Prof. Goldberg has a long track record of extreme views concerning Israel.

For example, in a 2018 article in the Arab journal “Madar,” Goldberg charged that Yad Vashem’s emphasis on the persecution of Jews is “very narcissistic and problematic” and “perhaps even chauvinistic.” He claimed that Yad Vashem’s approach could lead to a “fascist enterprise” (in Israel) and “extreme violence” (by Israelis).

Last year, Goldberg signed a petition accusing Israel of “the systematic oppression of the Palestinian people.” He also signed a letter urging the German parliament to reject anti-BDS legislation. Earlier this year, he signed a pledge to boycott German academic agencies or committees that exclude BDS supporters.

So when the leaders of the U.S. Holocaust Museum chose Goldberg as its Senior Scholar in Residence, they must have known—or certainly should have known—that they were bringing on board someone who has expressed strong hostility to Zionism and Israel.
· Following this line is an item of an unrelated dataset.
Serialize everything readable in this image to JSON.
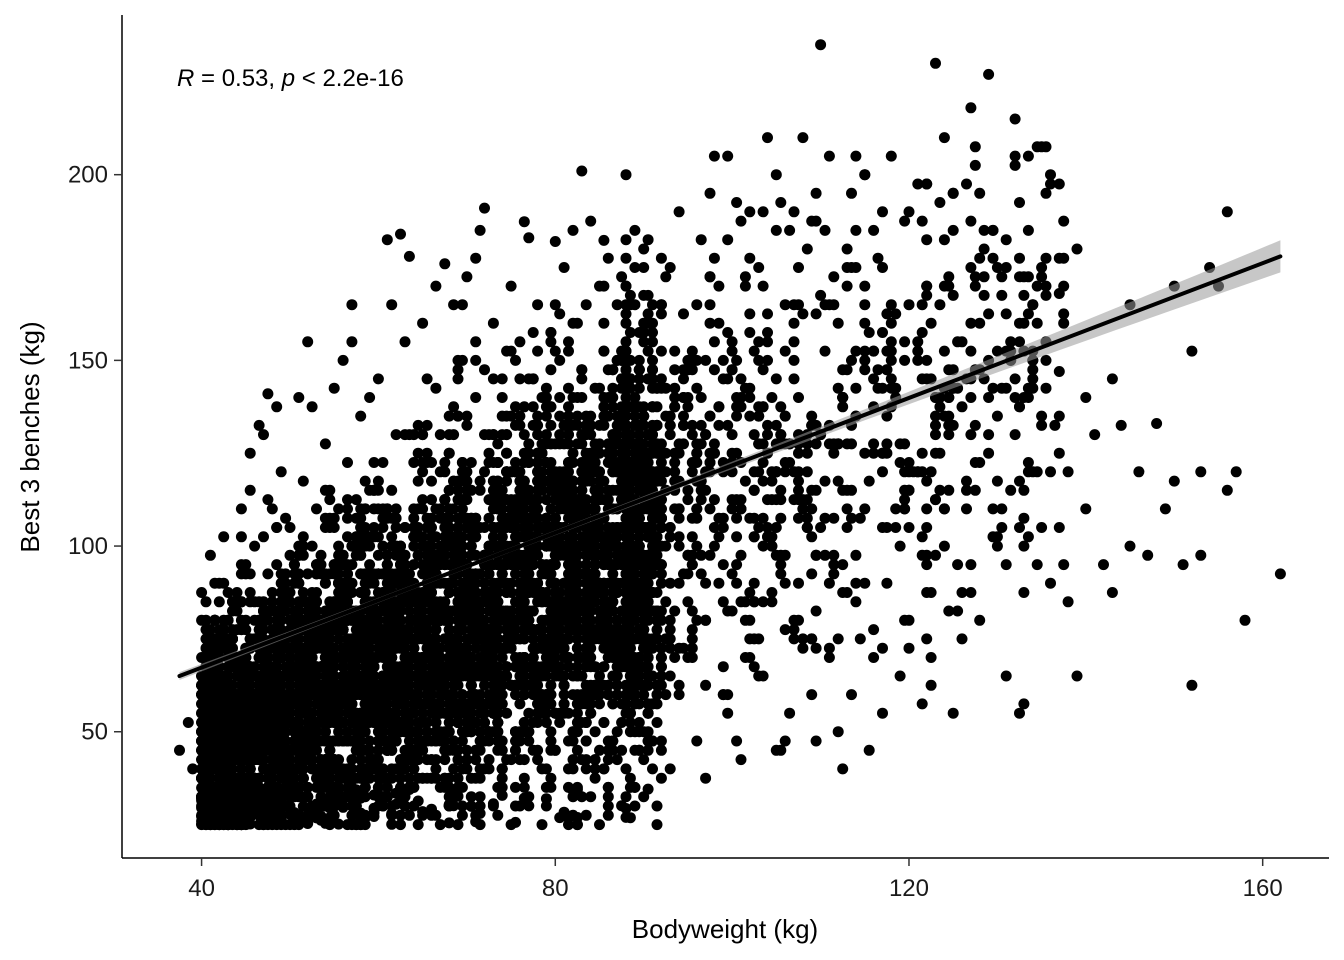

A cynic might say that Prof. Goldberg felt right at home at the Museum. Just last year, the Museum’s journal, Holocaust and Genocide Studies, published an essay by radical scholar Amy Weiss, in which she accused the Jewish National Fund of secretly plotting to “alter a Palestinian landscape to resemble a European one more familiar to Jewish pioneers and Holocaust survivors.” According to Weiss, the racist JNF sought to “erase” Arab villages as part of a sinister “politicized land reclamation project to secure land” for the Zionists. She also mocked the JNF’s work as “the myth of ‘making the desert bloom’.”

Another extremist historian at the Holocaust Museum, Rebecca Erbelding, has repeatedly compared economic immigrants trying to cross America’s southern border to Jewish victims of the Holocaust. “The parallels to the 1930s-1940s refugee crisis are so obvious,” she asserted in one tweet. The echoes keep coming,” she wrote in another.

When Alexandria Ocasio-Cortez last year compared U.S. border detention facilities to Nazi-era “concentration camps,” Erbelding sent out multiple tweets and re-tweets displaying sympathy with her. In one tweet, Erbelding gave “a Geppetto checkmark” to Cortez’s defense of her declaration. That’s the designation which the Washington Post fact-checker uses when a statement is found to be “the truth, the whole truth, and nothing but the truth.” One of Erbelding’s re-tweets began with the words, in bold, “They’re concentration camps.”

Other troubling items on Erbelding’s resume include her offer of free copies of her book to anybody who donates $50 to the American Friends Service Committee, despite the fact that the Committee openly compares Israel to Nazi Germany; and a tweet last year in which Erbelding claimed there is such a thing as a “Jewish nose.”

Maybe it’s just a coincidence that extreme critics of Israel and Zionism keep popping up on the U.S. Holocaust Museum’s staff and in its publications. Or it may indicate something about the mindset in certain segments of that government-funded institution. Either way, the fact that there is a clear trend to hire detractors of Israel in these museum positions represents a very disturbing use of the American public’s tax dollars.